Hello Apoorv, Thanks for keep tracing this issue for us. Yesterday I was hoping to run the code without X-display at all because enabling X-display is really a pain on my servers, but it seems that it is very hard to find a way around. Today I finally enabled the X-display on my machine, now I come back to re-run the code but now it hangs at a different place with my keyboard irresponsive in the terminal and 100% CPU utilization

(embclip-allenact) yhong@xxxxxx:~/test_projects/embclip-allenact$ PYTHONPATH=. python allenact/main.py -o storage/objectnav-robothor-rgb-clip-rn50 -b projects/objectnav_baselines/experiments/robothor/clip objectnav_robothor_rgb_clipresnet50gru_ddppo [08/24 22:33:52 INFO:] Running with args Namespace(approx_ckpt_step_interval=None, approx_ckpt_steps_count=None, checkpoint=None, collect_valid_results=False, config_kwargs=None, deterministic_agents=False, deterministic_cudnn=False, disable_config_saving=False, disable_tensorboard=False, distributed_ip_and_port='127.0.0.1:0', eval=False, experiment='objectnav_robothor_rgb_clipresnet50gru_ddppo', experiment_base='projects/objectnav_baselines/experiments/robothor/clip', extra_tag='', infer_output_dir=False, log_level='info', machine_id=0, max_sampler_processes_per_worker=None, output_dir='storage/objectnav-robothor-rgb-clip-rn50', restart_pipeline=False, save_dir_fmt=<SaveDirFormat.FLAT: 'FLAT'>, seed=None, skip_checkpoints=0, test_date=None, test_expert=False) [main.py: 420] [08/24 22:33:56 INFO:] Git diff saved to storage/objectnav-robothor-rgb-clip-rn50/used_configs/ObjectNav-RoboTHOR-RGB-ClipResNet50GRU-DDPPO/2022-08-24_22-33-56 [runner.py: 754] [08/24 22:33:56 INFO:] Config files saved to storage/objectnav-robothor-rgb-clip-rn50/used_configs/ObjectNav-RoboTHOR-RGB-ClipResNet50GRU-DDPPO/2022-08-24_22-33-56 [runner.py: 798] [08/24 22:33:56 INFO:] Using 1 train workers on devices (device(type='cuda', index=7),) [runner.py: 239]

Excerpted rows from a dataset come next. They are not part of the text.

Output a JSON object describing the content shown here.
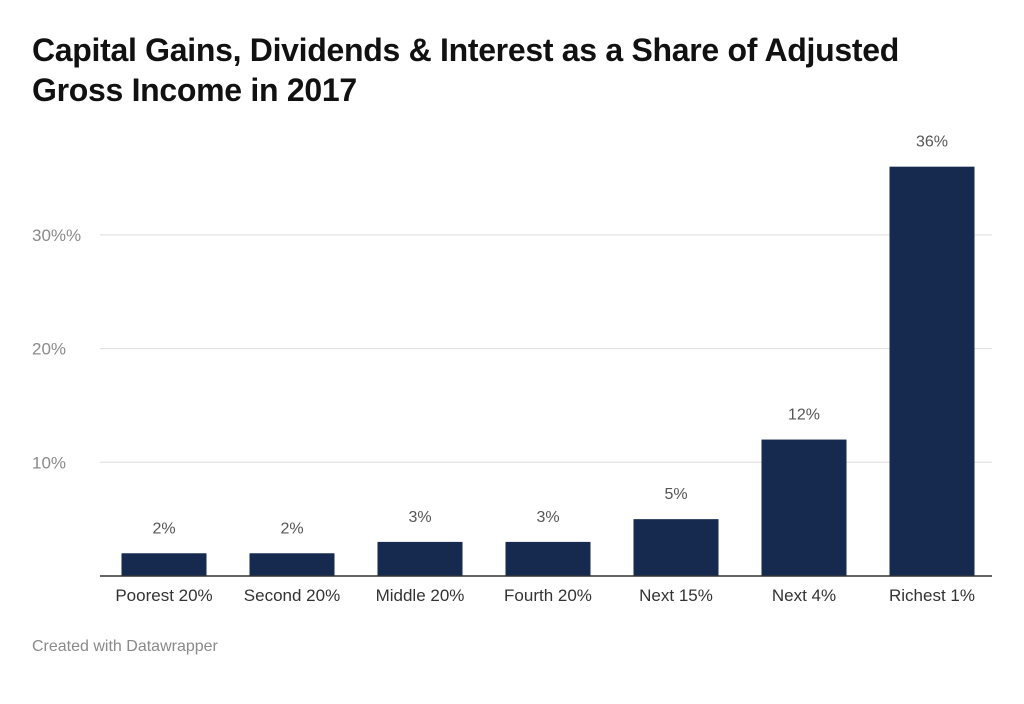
{
  "chart_data": {
    "type": "bar",
    "title": "Capital Gains, Dividends & Interest as a Share of Adjusted Gross Income in 2017",
    "xlabel": "",
    "ylabel": "",
    "categories": [
      "Poorest 20%",
      "Second 20%",
      "Middle 20%",
      "Fourth 20%",
      "Next 15%",
      "Next 4%",
      "Richest 1%"
    ],
    "values": [
      2,
      2,
      3,
      3,
      5,
      12,
      36
    ],
    "value_labels": [
      "2%",
      "2%",
      "3%",
      "3%",
      "5%",
      "12%",
      "36%"
    ],
    "yticks": [
      {
        "value": 10,
        "label": "10%"
      },
      {
        "value": 20,
        "label": "20%"
      },
      {
        "value": 30,
        "label": "30%%"
      }
    ],
    "ylim": [
      0,
      40
    ],
    "grid": true,
    "bar_color": "#152a4e"
  },
  "credit": "Created with Datawrapper"
}
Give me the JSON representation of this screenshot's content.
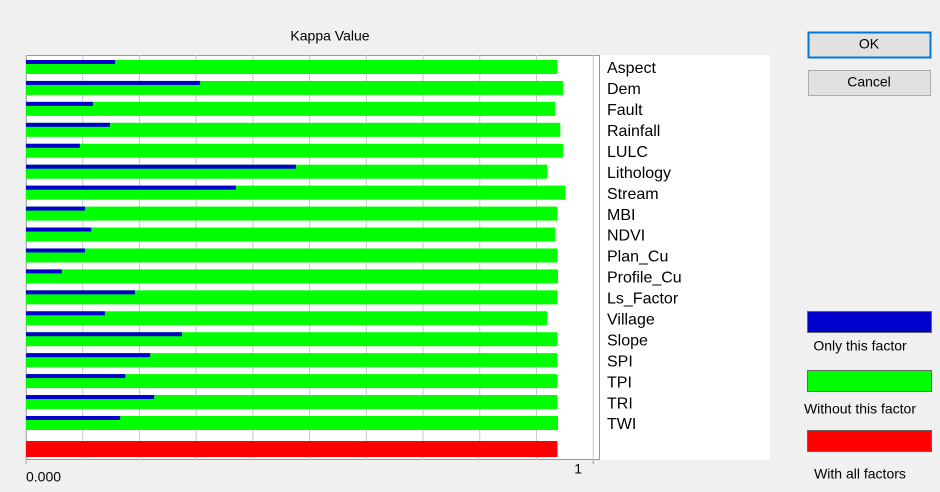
{
  "chart_data": {
    "type": "bar",
    "orientation": "horizontal",
    "title": "Kappa Value",
    "categories": [
      "Aspect",
      "Dem",
      "Fault",
      "Rainfall",
      "LULC",
      "Lithology",
      "Stream",
      "MBI",
      "NDVI",
      "Plan_Cu",
      "Profile_Cu",
      "Ls_Factor",
      "Village",
      "Slope",
      "SPI",
      "TPI",
      "TRI",
      "TWI"
    ],
    "series": [
      {
        "name": "Only this factor",
        "color": "#0000cc",
        "values": [
          0.157,
          0.307,
          0.118,
          0.148,
          0.095,
          0.476,
          0.37,
          0.104,
          0.115,
          0.104,
          0.063,
          0.192,
          0.139,
          0.275,
          0.219,
          0.175,
          0.226,
          0.166
        ]
      },
      {
        "name": "Without this factor",
        "color": "#00ff00",
        "values": [
          0.937,
          0.947,
          0.933,
          0.942,
          0.947,
          0.919,
          0.951,
          0.937,
          0.933,
          0.937,
          0.938,
          0.937,
          0.919,
          0.937,
          0.937,
          0.937,
          0.937,
          0.938
        ]
      }
    ],
    "baseline": {
      "name": "With all factors",
      "color": "#ff0000",
      "value": 0.937
    },
    "xlim": [
      0,
      1.012
    ],
    "xticks": [
      {
        "value": 0,
        "label": "0.000"
      },
      1
    ],
    "gridlines": [
      0,
      0.1,
      0.2,
      0.3,
      0.4,
      0.5,
      0.6,
      0.7,
      0.8,
      0.9,
      1
    ]
  },
  "buttons": [
    "OK",
    "Cancel"
  ]
}
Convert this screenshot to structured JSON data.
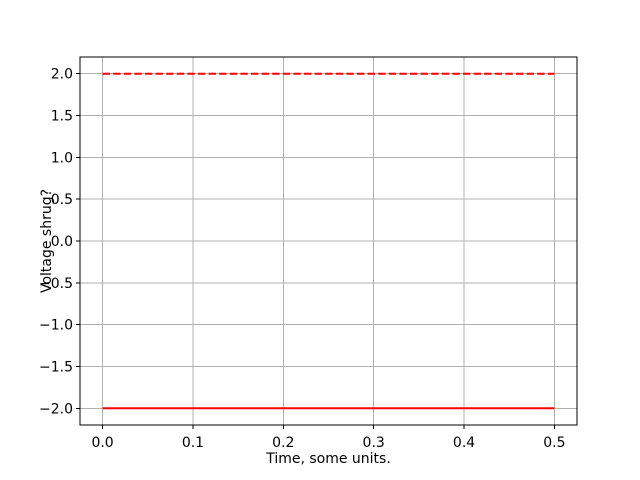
{
  "figure": {
    "background": "#ffffff"
  },
  "chart_data": {
    "type": "line",
    "xlabel": "Time, some units.",
    "ylabel": "Voltage shrug?",
    "xlim": [
      -0.025,
      0.525
    ],
    "ylim": [
      -2.2,
      2.2
    ],
    "grid": true,
    "legend": false,
    "x_ticks": [
      0.0,
      0.1,
      0.2,
      0.3,
      0.4,
      0.5
    ],
    "x_tick_labels": [
      "0.0",
      "0.1",
      "0.2",
      "0.3",
      "0.4",
      "0.5"
    ],
    "y_ticks": [
      2.0,
      1.5,
      1.0,
      0.5,
      0.0,
      -0.5,
      -1.0,
      -1.5,
      -2.0
    ],
    "y_tick_labels": [
      "2.0",
      "1.5",
      "1.0",
      "0.5",
      "0.0",
      "−0.5",
      "−1.0",
      "−1.5",
      "−2.0"
    ],
    "series": [
      {
        "name": "upper-dashed-line",
        "style": "dashed",
        "color": "#ff0000",
        "linewidth": 2,
        "x": [
          0.0,
          0.5
        ],
        "y": [
          2.0,
          2.0
        ]
      },
      {
        "name": "lower-solid-line",
        "style": "solid",
        "color": "#ff0000",
        "linewidth": 2,
        "x": [
          0.0,
          0.5
        ],
        "y": [
          -2.0,
          -2.0
        ]
      }
    ],
    "colors": {
      "grid": "#b0b0b0",
      "spine": "#000000",
      "tick": "#000000",
      "text": "#000000",
      "background": "#ffffff"
    }
  }
}
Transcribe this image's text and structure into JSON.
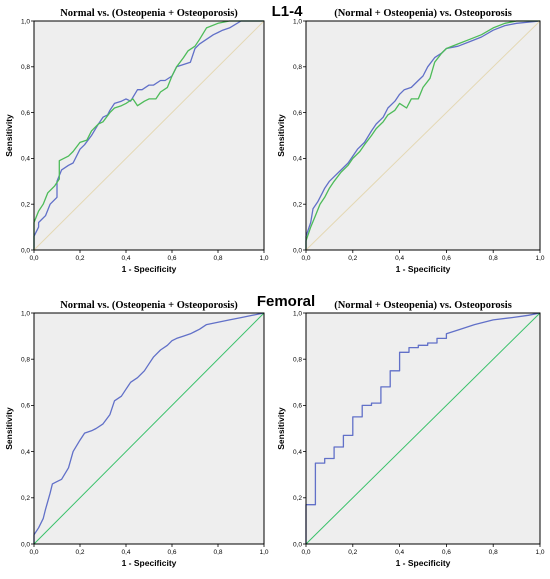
{
  "section_labels": {
    "top": "L1-4",
    "bottom": "Femoral"
  },
  "colors": {
    "plot_bg": "#eeeeee",
    "frame": "#000000",
    "series_blue": "#6170c8",
    "series_green": "#4dbb59",
    "reference_beige": "#e4d8b4",
    "reference_green": "#39c16a"
  },
  "chart_data": [
    {
      "type": "line",
      "title": "Normal vs. (Osteopenia + Osteoporosis)",
      "xlabel": "1 - Specificity",
      "ylabel": "Sensitivity",
      "xlim": [
        0,
        1
      ],
      "ylim": [
        0,
        1
      ],
      "xticks": [
        "0,0",
        "0,2",
        "0,4",
        "0,6",
        "0,8",
        "1,0"
      ],
      "yticks": [
        "0,0",
        "0,2",
        "0,4",
        "0,6",
        "0,8",
        "1,0"
      ],
      "grid": false,
      "series": [
        {
          "color": "#6170c8",
          "x": [
            0,
            0,
            0.02,
            0.02,
            0.05,
            0.07,
            0.1,
            0.1,
            0.12,
            0.15,
            0.17,
            0.2,
            0.22,
            0.25,
            0.28,
            0.3,
            0.32,
            0.33,
            0.35,
            0.38,
            0.4,
            0.42,
            0.45,
            0.47,
            0.5,
            0.52,
            0.55,
            0.57,
            0.6,
            0.62,
            0.65,
            0.68,
            0.7,
            0.72,
            0.75,
            0.78,
            0.8,
            0.82,
            0.85,
            0.9,
            1
          ],
          "y": [
            0,
            0.06,
            0.1,
            0.12,
            0.15,
            0.2,
            0.23,
            0.3,
            0.35,
            0.37,
            0.38,
            0.44,
            0.46,
            0.5,
            0.55,
            0.58,
            0.59,
            0.61,
            0.64,
            0.65,
            0.66,
            0.65,
            0.7,
            0.7,
            0.72,
            0.72,
            0.74,
            0.74,
            0.76,
            0.8,
            0.81,
            0.82,
            0.88,
            0.9,
            0.92,
            0.94,
            0.95,
            0.96,
            0.97,
            1,
            1
          ]
        },
        {
          "color": "#4dbb59",
          "x": [
            0,
            0,
            0.02,
            0.04,
            0.06,
            0.09,
            0.11,
            0.11,
            0.15,
            0.17,
            0.2,
            0.23,
            0.25,
            0.28,
            0.3,
            0.33,
            0.35,
            0.38,
            0.4,
            0.43,
            0.45,
            0.48,
            0.5,
            0.53,
            0.55,
            0.58,
            0.6,
            0.62,
            0.65,
            0.67,
            0.7,
            0.72,
            0.75,
            0.8,
            0.85,
            0.9,
            1
          ],
          "y": [
            0,
            0.12,
            0.17,
            0.2,
            0.25,
            0.28,
            0.31,
            0.39,
            0.41,
            0.43,
            0.47,
            0.48,
            0.52,
            0.55,
            0.56,
            0.6,
            0.62,
            0.63,
            0.64,
            0.66,
            0.63,
            0.65,
            0.66,
            0.66,
            0.69,
            0.71,
            0.76,
            0.8,
            0.84,
            0.87,
            0.89,
            0.92,
            0.97,
            0.99,
            1,
            1,
            1
          ]
        },
        {
          "color": "#e4d8b4",
          "x": [
            0,
            1
          ],
          "y": [
            0,
            1
          ]
        }
      ]
    },
    {
      "type": "line",
      "title": "(Normal + Osteopenia) vs. Osteoporosis",
      "xlabel": "1 - Specificity",
      "ylabel": "Sensitivity",
      "xlim": [
        0,
        1
      ],
      "ylim": [
        0,
        1
      ],
      "xticks": [
        "0,0",
        "0,2",
        "0,4",
        "0,6",
        "0,8",
        "1,0"
      ],
      "yticks": [
        "0,0",
        "0,2",
        "0,4",
        "0,6",
        "0,8",
        "1,0"
      ],
      "grid": false,
      "series": [
        {
          "color": "#6170c8",
          "x": [
            0,
            0,
            0.02,
            0.03,
            0.05,
            0.07,
            0.08,
            0.1,
            0.12,
            0.15,
            0.18,
            0.2,
            0.22,
            0.25,
            0.28,
            0.3,
            0.33,
            0.35,
            0.38,
            0.4,
            0.42,
            0.45,
            0.48,
            0.5,
            0.52,
            0.55,
            0.58,
            0.6,
            0.65,
            0.7,
            0.75,
            0.8,
            0.85,
            0.9,
            1
          ],
          "y": [
            0,
            0.06,
            0.12,
            0.18,
            0.21,
            0.25,
            0.27,
            0.3,
            0.32,
            0.35,
            0.38,
            0.41,
            0.44,
            0.47,
            0.52,
            0.55,
            0.58,
            0.62,
            0.65,
            0.68,
            0.7,
            0.71,
            0.74,
            0.76,
            0.8,
            0.84,
            0.86,
            0.88,
            0.89,
            0.91,
            0.93,
            0.96,
            0.98,
            0.99,
            1
          ]
        },
        {
          "color": "#4dbb59",
          "x": [
            0,
            0,
            0.02,
            0.04,
            0.06,
            0.08,
            0.1,
            0.12,
            0.15,
            0.18,
            0.2,
            0.23,
            0.25,
            0.28,
            0.3,
            0.33,
            0.35,
            0.38,
            0.4,
            0.43,
            0.45,
            0.48,
            0.5,
            0.53,
            0.55,
            0.58,
            0.6,
            0.65,
            0.7,
            0.75,
            0.8,
            0.85,
            0.9,
            1
          ],
          "y": [
            0,
            0.04,
            0.1,
            0.15,
            0.2,
            0.23,
            0.27,
            0.3,
            0.34,
            0.37,
            0.4,
            0.43,
            0.46,
            0.5,
            0.53,
            0.56,
            0.59,
            0.61,
            0.64,
            0.62,
            0.66,
            0.66,
            0.71,
            0.75,
            0.82,
            0.86,
            0.88,
            0.9,
            0.92,
            0.94,
            0.97,
            0.99,
            1,
            1
          ]
        },
        {
          "color": "#e4d8b4",
          "x": [
            0,
            1
          ],
          "y": [
            0,
            1
          ]
        }
      ]
    },
    {
      "type": "line",
      "title": "Normal vs. (Osteopenia + Osteoporosis)",
      "xlabel": "1 - Specificity",
      "ylabel": "Sensitivity",
      "xlim": [
        0,
        1
      ],
      "ylim": [
        0,
        1
      ],
      "xticks": [
        "0,0",
        "0,2",
        "0,4",
        "0,6",
        "0,8",
        "1,0"
      ],
      "yticks": [
        "0,0",
        "0,2",
        "0,4",
        "0,6",
        "0,8",
        "1,0"
      ],
      "grid": false,
      "series": [
        {
          "color": "#6170c8",
          "x": [
            0,
            0,
            0.02,
            0.04,
            0.05,
            0.07,
            0.08,
            0.1,
            0.12,
            0.15,
            0.17,
            0.2,
            0.22,
            0.25,
            0.27,
            0.3,
            0.33,
            0.35,
            0.38,
            0.4,
            0.42,
            0.45,
            0.48,
            0.5,
            0.52,
            0.55,
            0.58,
            0.6,
            0.62,
            0.65,
            0.68,
            0.7,
            0.72,
            0.75,
            0.8,
            0.85,
            0.9,
            0.95,
            1
          ],
          "y": [
            0,
            0.04,
            0.07,
            0.11,
            0.15,
            0.22,
            0.26,
            0.27,
            0.28,
            0.33,
            0.4,
            0.45,
            0.48,
            0.49,
            0.5,
            0.52,
            0.56,
            0.62,
            0.64,
            0.67,
            0.7,
            0.72,
            0.75,
            0.78,
            0.81,
            0.84,
            0.86,
            0.88,
            0.89,
            0.9,
            0.91,
            0.92,
            0.93,
            0.95,
            0.96,
            0.97,
            0.98,
            0.99,
            1
          ]
        },
        {
          "color": "#39c16a",
          "x": [
            0,
            1
          ],
          "y": [
            0,
            1
          ]
        }
      ]
    },
    {
      "type": "line",
      "title": "(Normal + Osteopenia) vs. Osteoporosis",
      "xlabel": "1 - Specificity",
      "ylabel": "Sensitivity",
      "xlim": [
        0,
        1
      ],
      "ylim": [
        0,
        1
      ],
      "xticks": [
        "0,0",
        "0,2",
        "0,4",
        "0,6",
        "0,8",
        "1,0"
      ],
      "yticks": [
        "0,0",
        "0,2",
        "0,4",
        "0,6",
        "0,8",
        "1,0"
      ],
      "grid": false,
      "series": [
        {
          "color": "#6170c8",
          "x": [
            0,
            0,
            0.04,
            0.04,
            0.08,
            0.08,
            0.12,
            0.12,
            0.16,
            0.16,
            0.2,
            0.2,
            0.24,
            0.24,
            0.28,
            0.28,
            0.32,
            0.32,
            0.36,
            0.36,
            0.4,
            0.4,
            0.44,
            0.44,
            0.48,
            0.48,
            0.52,
            0.52,
            0.56,
            0.56,
            0.6,
            0.6,
            0.66,
            0.72,
            0.8,
            0.88,
            0.95,
            1
          ],
          "y": [
            0,
            0.17,
            0.17,
            0.35,
            0.35,
            0.37,
            0.37,
            0.42,
            0.42,
            0.47,
            0.47,
            0.55,
            0.55,
            0.6,
            0.6,
            0.61,
            0.61,
            0.68,
            0.68,
            0.75,
            0.75,
            0.83,
            0.83,
            0.85,
            0.85,
            0.86,
            0.86,
            0.87,
            0.87,
            0.89,
            0.89,
            0.91,
            0.93,
            0.95,
            0.97,
            0.98,
            0.99,
            1
          ]
        },
        {
          "color": "#39c16a",
          "x": [
            0,
            1
          ],
          "y": [
            0,
            1
          ]
        }
      ]
    }
  ]
}
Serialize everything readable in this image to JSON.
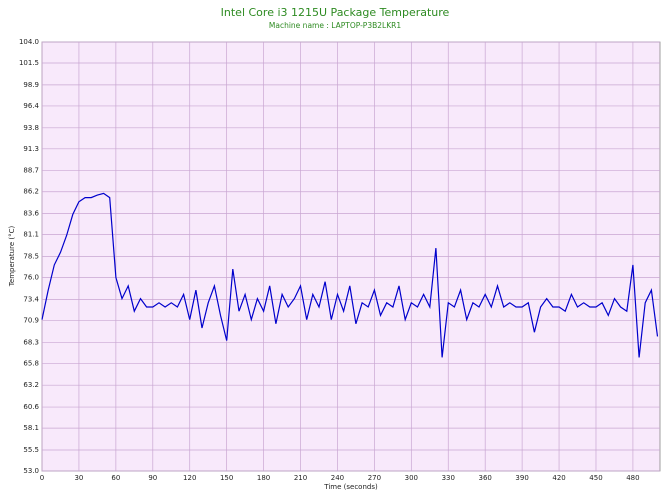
{
  "chart_data": {
    "type": "line",
    "title": "Intel Core i3 1215U Package Temperature",
    "subtitle": "Machine name : LAPTOP-P3B2LKR1",
    "xlabel": "Time (seconds)",
    "ylabel": "Temperature (°C)",
    "xlim": [
      0,
      502
    ],
    "ylim": [
      53,
      104
    ],
    "xticks": [
      0,
      30,
      60,
      90,
      120,
      150,
      180,
      210,
      240,
      270,
      300,
      330,
      360,
      390,
      420,
      450,
      480
    ],
    "yticks": [
      {
        "value": 104,
        "label": "104.0"
      },
      {
        "value": 101.5,
        "label": "101.5"
      },
      98.9,
      96.4,
      93.8,
      91.3,
      88.7,
      86.2,
      83.6,
      81.1,
      78.5,
      {
        "value": 76,
        "label": "76.0"
      },
      73.4,
      70.9,
      68.3,
      65.8,
      63.2,
      60.6,
      58.1,
      55.5,
      {
        "value": 53,
        "label": "53.0"
      }
    ],
    "grid": true,
    "x": [
      0,
      5,
      10,
      15,
      20,
      25,
      30,
      35,
      40,
      45,
      50,
      55,
      60,
      65,
      70,
      75,
      80,
      85,
      90,
      95,
      100,
      105,
      110,
      115,
      120,
      125,
      130,
      135,
      140,
      145,
      150,
      155,
      160,
      165,
      170,
      175,
      180,
      185,
      190,
      195,
      200,
      205,
      210,
      215,
      220,
      225,
      230,
      235,
      240,
      245,
      250,
      255,
      260,
      265,
      270,
      275,
      280,
      285,
      290,
      295,
      300,
      305,
      310,
      315,
      320,
      325,
      330,
      335,
      340,
      345,
      350,
      355,
      360,
      365,
      370,
      375,
      380,
      385,
      390,
      395,
      400,
      405,
      410,
      415,
      420,
      425,
      430,
      435,
      440,
      445,
      450,
      455,
      460,
      465,
      470,
      475,
      480,
      485,
      490,
      495,
      500
    ],
    "series": [
      {
        "color": "#0000cc",
        "values": [
          71,
          74.5,
          77.5,
          79,
          81,
          83.5,
          85,
          85.5,
          85.5,
          85.8,
          86,
          85.5,
          76,
          73.5,
          75,
          72,
          73.5,
          72.5,
          72.5,
          73,
          72.5,
          73,
          72.5,
          74,
          71,
          74.5,
          70,
          73,
          75,
          71.5,
          68.5,
          77,
          72,
          74,
          71,
          73.5,
          72,
          75,
          70.5,
          74,
          72.5,
          73.5,
          75,
          71,
          74,
          72.5,
          75.5,
          71,
          74,
          72,
          75,
          70.5,
          73,
          72.5,
          74.5,
          71.5,
          73,
          72.5,
          75,
          71,
          73,
          72.5,
          74,
          72.5,
          79.5,
          66.5,
          73,
          72.5,
          74.5,
          71,
          73,
          72.5,
          74,
          72.5,
          75,
          72.5,
          73,
          72.5,
          72.5,
          73,
          69.5,
          72.5,
          73.5,
          72.5,
          72.5,
          72,
          74,
          72.5,
          73,
          72.5,
          72.5,
          73,
          71.5,
          73.5,
          72.5,
          72,
          77.5,
          66.5,
          73,
          74.5,
          69
        ]
      }
    ]
  }
}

Will keep trying to run the code. Cheers.

YicongHong commented 2 years ago

Ok I finally get it running, the issue is from my side, should be pretty easy with x-display enabled. 😅 Thanks angain Apoorv for sharing this wonderful code and easy installation, will start building my work based on your paper. Cheers!

apoorvkh commented 2 years ago

Glad you were able to get training working! I will add details about AllenAct headless mode to my instructions :) Looking forward to seeing your work.